After more than two decades of debate about the issue, the Florida Legislature on Monday approved eliminating the “certificate of need” regulatory program for hospitals and passed a high-profile measure aimed at importing prescription drugs from Canada.
A priority for House Speaker Jose Oliva, R-Miami Lakes, the House voted 81-34 to pass a bill (HB 21) to eliminate the certificate-of-need program. The vote came hours after the Senate passed the bill in a 23-17 vote, as Oliva took major steps toward his priority of revamping the health-care system.
“I think today is a monumental step in the right direction,” Oliva told reporters.

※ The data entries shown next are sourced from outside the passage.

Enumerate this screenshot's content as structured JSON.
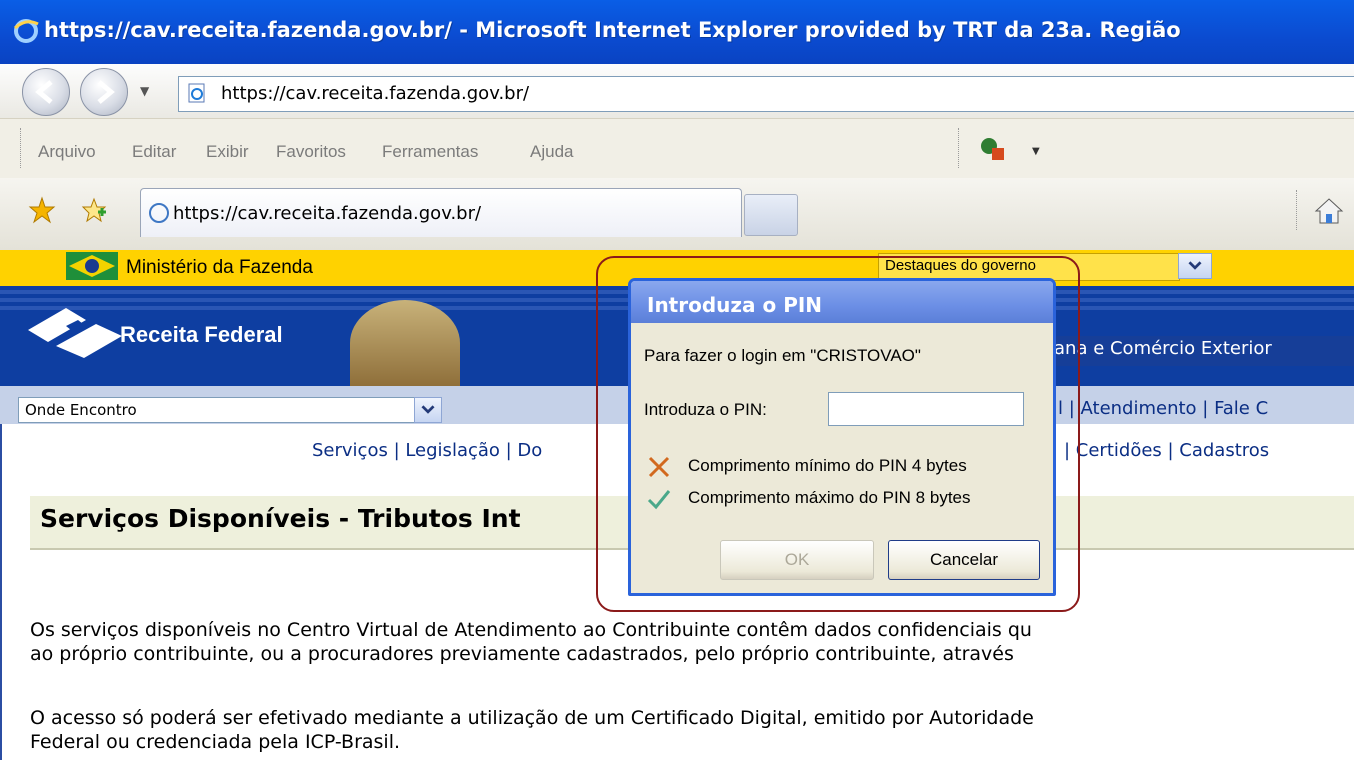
{
  "window": {
    "title": "https://cav.receita.fazenda.gov.br/ - Microsoft Internet Explorer provided by TRT da 23a. Região"
  },
  "address": {
    "url": "https://cav.receita.fazenda.gov.br/"
  },
  "menu": {
    "items": [
      "Arquivo",
      "Editar",
      "Exibir",
      "Favoritos",
      "Ferramentas",
      "Ajuda"
    ]
  },
  "tab": {
    "label": "https://cav.receita.fazenda.gov.br/"
  },
  "gov": {
    "label": "Ministério da Fazenda",
    "select_value": "Destaques do governo"
  },
  "header": {
    "brand": "Receita Federal",
    "right_link": "ana e Comércio Exterior"
  },
  "onde": {
    "select_value": "Onde Encontro",
    "links": "l  |  Atendimento  |  Fale C"
  },
  "nav": {
    "left": "Serviços |  Legislação |  Do",
    "right": "|  Certidões |  Cadastros"
  },
  "heading": "Serviços Disponíveis - Tributos Int",
  "paragraphs": [
    "Os serviços disponíveis no Centro Virtual de Atendimento ao Contribuinte contêm dados confidenciais qu",
    "ao próprio contribuinte, ou a procuradores previamente cadastrados, pelo próprio contribuinte, através",
    "O acesso só poderá ser efetivado mediante a utilização de um Certificado Digital, emitido por Autoridade",
    "Federal ou credenciada pela ICP-Brasil."
  ],
  "dialog": {
    "title": "Introduza o PIN",
    "login_text": "Para fazer o login em \"CRISTOVAO\"",
    "pin_label": "Introduza o PIN:",
    "pin_value": "",
    "rule_min": "Comprimento mínimo do PIN 4 bytes",
    "rule_max": "Comprimento máximo do PIN 8 bytes",
    "ok_label": "OK",
    "cancel_label": "Cancelar"
  },
  "colors": {
    "gov_yellow": "#ffd200",
    "rf_blue": "#0e3ea1",
    "xp_title": "#0b4bd0",
    "highlight": "#8b1a1a"
  },
  "icons": [
    "ie-logo-icon",
    "back-icon",
    "forward-icon",
    "page-icon",
    "tools-icon",
    "favorites-star-icon",
    "add-favorite-icon",
    "loading-icon",
    "home-icon",
    "flag-icon",
    "receita-logo-icon",
    "x-mark-icon",
    "check-mark-icon",
    "dropdown-arrow-icon"
  ]
}
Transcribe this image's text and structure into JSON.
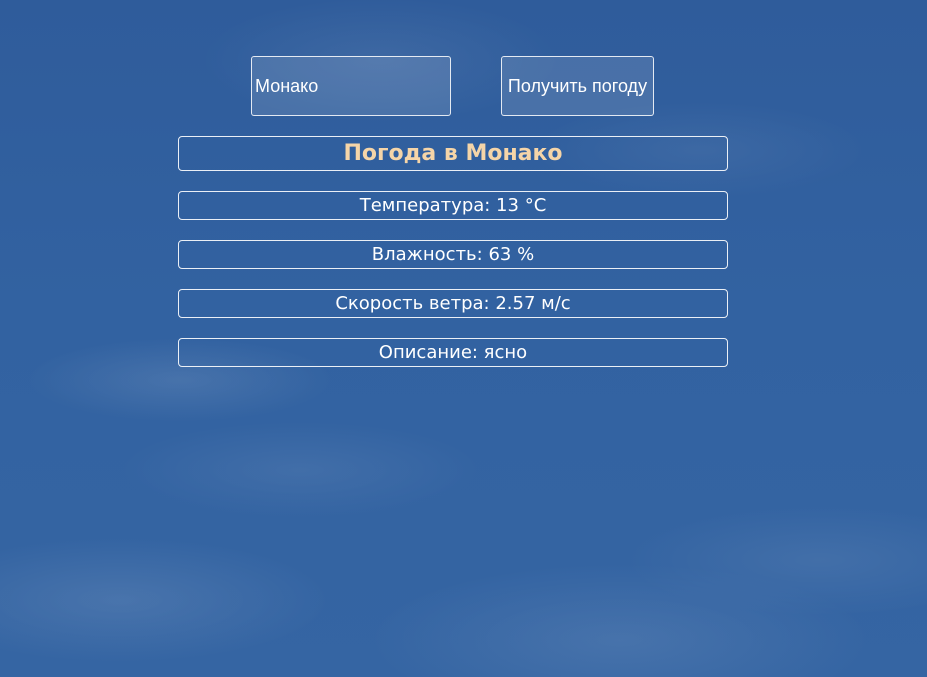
{
  "search": {
    "city_value": "Монако",
    "button_label": "Получить погоду"
  },
  "weather": {
    "title": "Погода в Монако",
    "temperature": "Температура: 13 °C",
    "humidity": "Влажность: 63 %",
    "wind": "Скорость ветра: 2.57 м/с",
    "description": "Описание: ясно"
  },
  "colors": {
    "background": "#3262a1",
    "title_text": "#f5d5a8",
    "text": "#ffffff",
    "border": "#ffffff"
  }
}
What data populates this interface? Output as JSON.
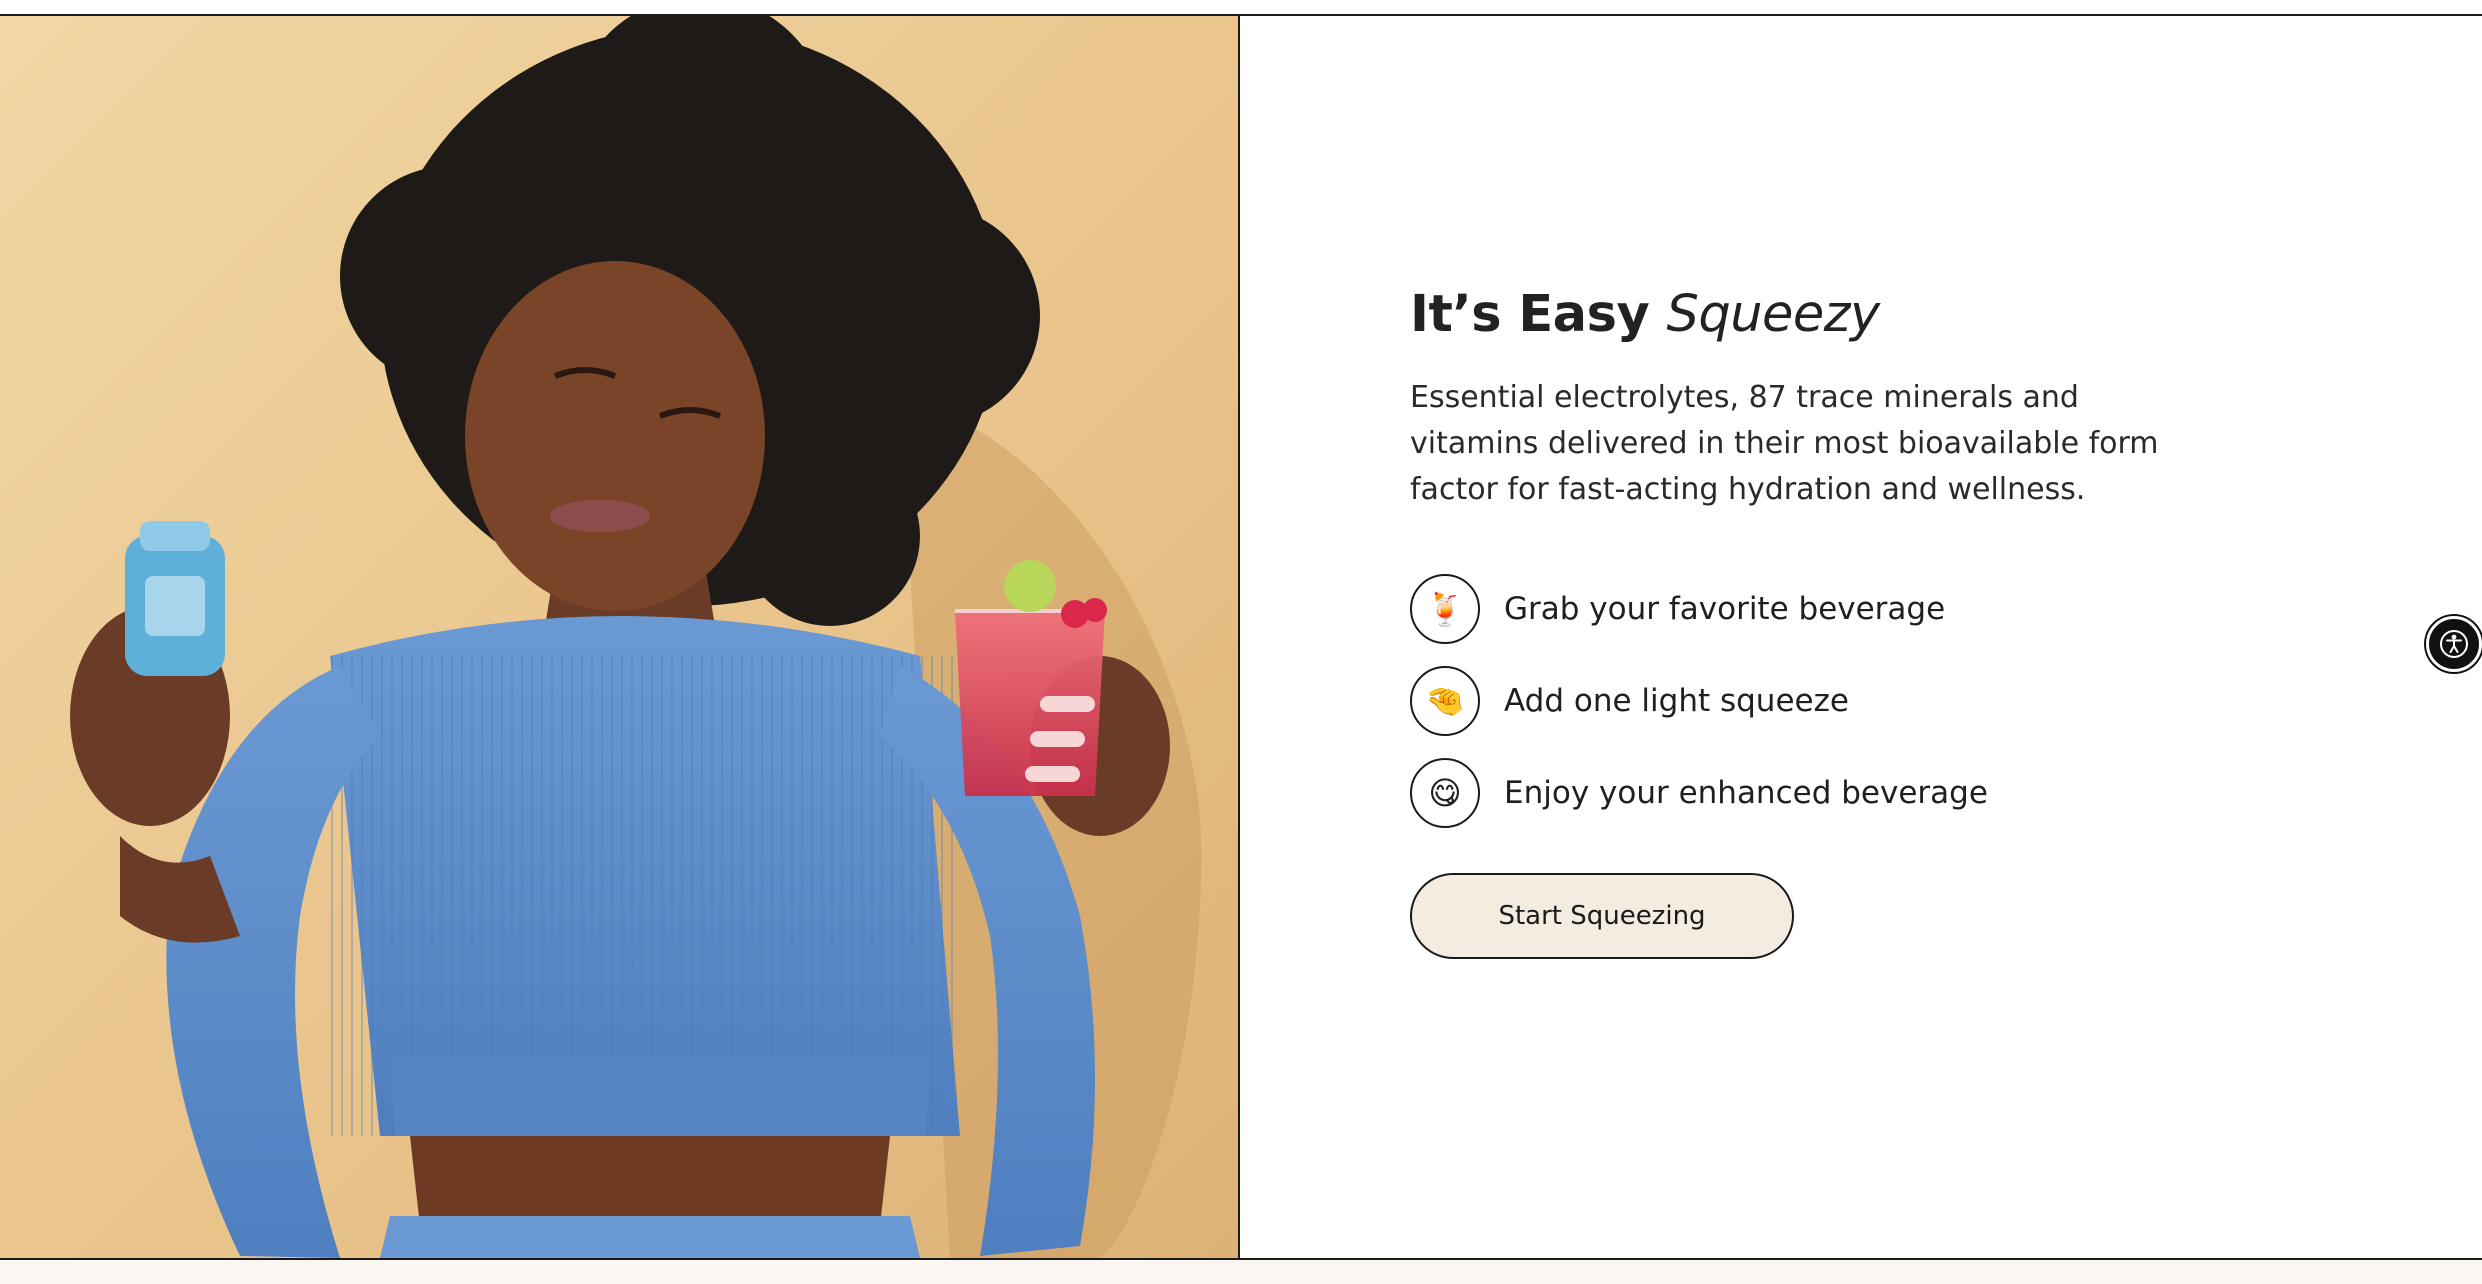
{
  "hero": {
    "image_alt": "Woman in a blue top holding a water enhancer bottle and a red drink"
  },
  "section": {
    "title_regular": "It’s Easy",
    "title_italic": "Squeezy",
    "description": "Essential electrolytes, 87 trace minerals and vitamins delivered in their most bioavailable form factor for fast-acting hydration and wellness."
  },
  "steps": [
    {
      "icon": "tropical-drink-icon",
      "emoji": "🍹",
      "label": "Grab your favorite beverage"
    },
    {
      "icon": "pinching-hand-icon",
      "emoji": "🤏",
      "label": "Add one light squeeze"
    },
    {
      "icon": "yum-face-icon",
      "emoji": "😋",
      "label": "Enjoy your enhanced beverage"
    }
  ],
  "cta": {
    "label": "Start Squeezing"
  },
  "accessibility": {
    "icon": "accessibility-icon"
  },
  "colors": {
    "cta_background": "#f4ebe1",
    "hero_background": "#e9c48a",
    "shirt_blue": "#5f8fcd",
    "border": "#1a1a1a"
  }
}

The House passed the bill to eliminate so-called CON regulations for new general hospitals --- as well as “tertiary” health care services. Under the longstanding regulations, hospitals have needed to receive certificates of need from the state Agency for Health Care Administration before they can build new facilities or provide tertiary services, which include such things as organ transplants.
The bill now will go to Gov. Ron DeSantis. If he signs it, the CON repeal would take effect July 1 for general hospitals and tertiary services. It would eliminate certificates of need for specialty hospitals in two years.
The measure, however, is not a complete deregulation of the CON program as the House initially advocated. The bill maintains CON requirements for nursing homes and hospices and intermediate care facilities for the developmentally disabled.
Oliva argues that the state should take a more free-market approach to health care, which could help hold down costs and provide access to care. But the CON process was designed, at least in part, to avoid a duplication of services that proponents of the regulations say drives up costs.
The bill will have a far-reaching impact on the state’s hospital industry, and it was controversial among hospital administrators. Senate Health and Human Services Appropriations Chairman Aaron Bean, R-Fernandina Beach, told the News Service that hospital executives were calling him directly expressing worries about the bill.
In a statement to the News Service, Tampa General Hospital CEO John Couris said the “changes to the safeguards for health care” won’t impact the quality of care provided at his hospital.
“With the high volume of complex, high-risk services we perform, patients can have confidence that they will find the most-practiced experts in Florida and the best possible outcomes at Tampa General Hospital,” Couris said.
In addition to eliminating the licensure program, the House and Senate on Monday also approved a DeSantis priority aimed at importing lower-cost prescription drugs from Canada. Ultimately, importation programs would require approval from the federal government, but the bill passed Monday gives state officials authority to seek approval.
The House voted 93-20 to pass the importation bill (HB 19), after the Senate approved it earlier in the day in a 27-13 vote. DeSantis’ office did not have immediate comment.
Oliva backed DeSantis on the drug-importation proposal, and the speaker also saw another one of his priorities pass Monday when the House and Senate signed off on a bill (HB 23) that establishes a regulatory framework for “telehealth” in the state.
Telehealth, also known as telemedicine, involves using the internet and other technology to provide health-care services to patients. While many hospitals and other providers already are using telehealth, lawmakers have struggled for years to agree on regulations.
The bill passed Monday, in part, would make clear that insurance companies and HMOs can use out-of-state physicians so long as they register with the state. Regarding payment for telehealth, the bill would allow HMOs and insurance companies to have voluntary contracts that allow telehealth services to be reimbursed at different levels than face to face services. Health care providers would need to initial the contracts.
Despite the accomplishments Monday on health-care issues, Oliva told reporters that the Legislature’s job is not done.
“There’s still a great deal of work to do in health care,” he said.